Oldham is just one of a handful of areas in the North West that is showing extremely high demand for homes in comparison to the five-year average.
Demand for properties in the borough is up 65 per cent above the five-year average, with only Warrington at 70 per cent and Preston up by 60 per cent, showing similar levels.
Analysis by Zoopla reveals this trend is due to a continued desire for people to move as a result of the pandemic, with flexible working arrangements offsetting the current rise in the cost of living and higher mortgage rates.
A consumer survey by the property company found a strong link between home working and a desire to move with those working from home more than five times more likely to move than those who don’t see any changes in their working patterns.
And while demand for homes has slowed over the course of 2022 across the country, it remains 25 per cent above average over the last five years and on par with this time last year.
The national figure puts house prices at an average £256,000 – which is up 8.3 per cent year-on-year and above the five-year average of 4.3 per cent.
Meanwhile, the average property price in Oldham is currently at £166,200 – a rise of 11.5 per cent year-on-year.

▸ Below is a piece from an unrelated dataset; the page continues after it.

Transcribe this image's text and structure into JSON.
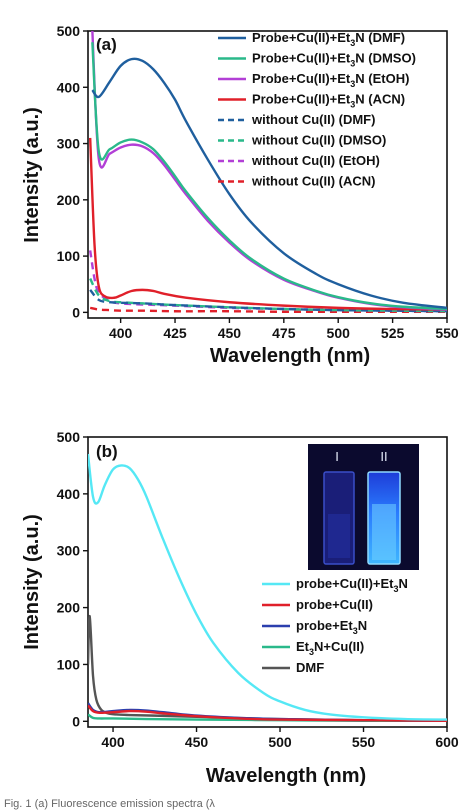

The average UK home has risen by £48 a day since February 2020. That's the equivalent of £38,000. Find out how much your home has earned since the pandemic began...https://t.co/wzM00xBYS9 pic.twitter.com/Xun2eO6wRX
— Zoopla (@Zoopla) July 20, 2022
Zoopla expects the cost-of-living crisis is unlikely to be felt within the housing market until at least 2023.
However, it notes that the effect of the costs crisis will start to ‘ripple’ through the property market towards the end of 2022.
The property group said fears of a market crash and double-digit price falls are unwarranted in light of the data as there is no sign of a drop-off in buyer interest.
The stronger-than-expected desire for households to move means that housing sales are on track to reach 1.3 million – 100,000 more than was originally forecast at the start of the year.
While growth rates are set to drop, Richard Donnell, research director at Zoopla, told would-be-buyers and sellers not to panic.
Mr Donnell added: “The housing market is not immune from higher mortgage rates which we are starting to see increase quickly.
"Buyer interest is expected to slow over the coming months as people tighten their belts and spend with more caution which will see price growth weaken further.
"Whilst we don’t expect current trends to lead to a marked drop in house prices next year, buyers will become more wary and it is important sellers are realistic when pricing their homes to sell”.